Second wave landing at Yellow Beach.
Location map for Yellow Beach.
The first night on Butaritari was marked by energetic enemy activity. Moving in total darkness, the Japanese used many ruses to discover the hidden locations of the American troops. The men had been ordered to observe complete silence. They even struggled to control their coughs by chewing on handkerchiefs and shirt sleeves. When an armed Japanese came to a perimeter and called out, as several did: "Psst! Hey, Sarge!" he was therefore readily recognised as an imposter and shot. Although this dispose of the offender, the spurts of flames from rifles revealed targets at which other Japanese promptly fired riffles or threw grenades.
Other ruses were to call out "Medics! Medics! Send a Medic out here," while others called out "Hey, Charlie! Where is my buddy?" As daylight approached, there boldness increased. One crawled to the edge of a foxhole, as he was observed, blurted out: "Me got no gun." He was instantly shot, and fortunately so, as morning showed that he had died while taking aim.
The plan of attack for the second day provided that one company should push along the island towards the east tank barrier, while another company remained in reserve near Yellow Beach. At 0835, bombing and strafing of the area ahead of the advancing company was supplied as far as the east tank barrier. The line advanced steadily and progressively, but slowly averaging about three yards a minute. The operations of the advancing front consisted primarily of eliminating pillboxes, dugouts and log-rivetted emplacements. Between noon and 1400, the advanced passed through the area containing the structures of greatest importance to the Japanese. These were the buildings used by the Japanese aviation personnel, and stores of fuel and ammunition. Also included was a set of hospital buildings and the Japanese radio transmitting station.
Infantry moves along the main island road.
Other installations captured or destroyed left the main area of enemy military positions entirely in American possession. Before them now was the East Tank Barrier system, designed primarily to stop an assault from the east. Once it was taken over from the rear, little would remain except the outpost defences scattered over the remaining half of the island. The buildings along the lagoon near the Government wharf were old British structures erected for civilian purposes. Tanimaiaki village also lay ahead near the eastern tip. At 0600 on the morning of the third day at Makin unloading was completed from the support ships and they return to the open sea.
At 0700 artillery on Ukiangang Point started shelling the east tank barrier and the advanced met more stubborn resistance from the Japanese. The first zone of advance contained a stone church and other buildings, most of which were constructed in the period of British occupation before the war. South of them, extending all the way to the ocean, were babai pits and marshy gardens associated with the native village of Butaritari. The tanks were obliged to proceed in single file along the highway with the infantry on either wing until the advance reached the Stone Pier road. The tanks shelled the buildings ahead of them, while the infantry grenaded surface installations and small shelters.

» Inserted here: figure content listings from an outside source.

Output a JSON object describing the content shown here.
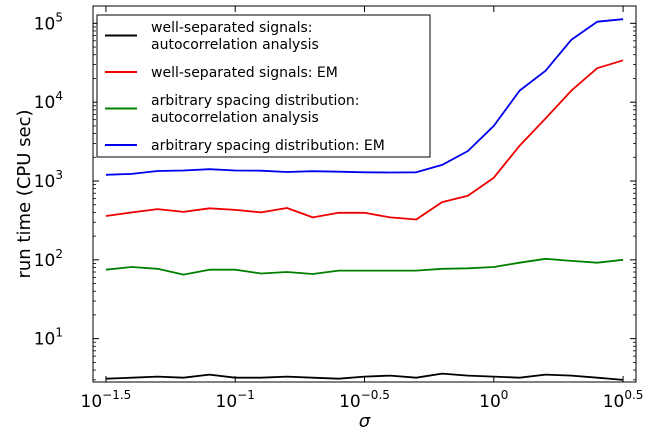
{
  "chart_data": {
    "type": "line",
    "xlabel": "σ",
    "ylabel": "run time (CPU sec)",
    "title": "",
    "xscale": "log10",
    "yscale": "log10",
    "xlim": [
      -1.55,
      0.55
    ],
    "ylim": [
      0.45,
      5.22
    ],
    "grid": false,
    "legend_position": "upper-left",
    "x_ticks": [
      {
        "value": -1.5,
        "base": "10",
        "exp": "−1.5"
      },
      {
        "value": -1.0,
        "base": "10",
        "exp": "−1"
      },
      {
        "value": -0.5,
        "base": "10",
        "exp": "−0.5"
      },
      {
        "value": 0.0,
        "base": "10",
        "exp": "0"
      },
      {
        "value": 0.5,
        "base": "10",
        "exp": "0.5"
      }
    ],
    "y_ticks": [
      {
        "value": 1,
        "base": "10",
        "exp": "1"
      },
      {
        "value": 2,
        "base": "10",
        "exp": "2"
      },
      {
        "value": 3,
        "base": "10",
        "exp": "3"
      },
      {
        "value": 4,
        "base": "10",
        "exp": "4"
      },
      {
        "value": 5,
        "base": "10",
        "exp": "5"
      }
    ],
    "x": [
      -1.5,
      -1.4,
      -1.3,
      -1.2,
      -1.1,
      -1.0,
      -0.9,
      -0.8,
      -0.7,
      -0.6,
      -0.5,
      -0.4,
      -0.3,
      -0.2,
      -0.1,
      0.0,
      0.1,
      0.2,
      0.3,
      0.4,
      0.5
    ],
    "series": [
      {
        "name": "well-separated signals:\nautocorrelation analysis",
        "color": "#000000",
        "values": [
          3.1,
          3.2,
          3.3,
          3.2,
          3.5,
          3.2,
          3.2,
          3.3,
          3.2,
          3.1,
          3.3,
          3.4,
          3.2,
          3.6,
          3.4,
          3.3,
          3.2,
          3.5,
          3.4,
          3.2,
          3.0
        ]
      },
      {
        "name": "well-separated signals: EM",
        "color": "#ee0000",
        "values": [
          360,
          400,
          440,
          405,
          450,
          430,
          400,
          455,
          345,
          395,
          395,
          345,
          325,
          540,
          650,
          1100,
          2800,
          6200,
          14000,
          27000,
          34000
        ]
      },
      {
        "name": "arbitrary spacing distribution:\nautocorrelation analysis",
        "color": "#008000",
        "values": [
          75,
          81,
          77,
          65,
          75,
          75,
          67,
          70,
          66,
          73,
          73,
          73,
          73,
          77,
          78,
          81,
          92,
          103,
          97,
          92,
          100
        ]
      },
      {
        "name": "arbitrary spacing distribution: EM",
        "color": "#0000ee",
        "values": [
          1200,
          1230,
          1340,
          1360,
          1410,
          1360,
          1350,
          1300,
          1330,
          1310,
          1290,
          1280,
          1290,
          1600,
          2400,
          5000,
          14000,
          25000,
          62000,
          105000,
          113000
        ]
      }
    ]
  }
}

The fourth day's operations on Makin included mopping-up activities and the initial stage of arrangements for departure. The eastern end of Butaritari was combed; other islands of the atoll were reconnoitered; and Yellow Beach and Red Beach 2, the service forces laboured with extraordinary activity. The withdrawal from Makin was already underway.

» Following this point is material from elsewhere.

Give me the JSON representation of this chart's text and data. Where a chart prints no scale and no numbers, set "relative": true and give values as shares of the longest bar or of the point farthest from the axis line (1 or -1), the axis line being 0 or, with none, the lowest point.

The cost of capturing Makin in casualties among army personnel was not great; 58 killed in action, 8 died of wounds, 150 wounded in action, and 35 injured, but not in combat. For this expenditure at Makin, the American forces obtained strategic advantages which had been anticipated. Shorter lines to the Southwest Pacific could not be maintained and Japanese interference with them could be more readily utilised.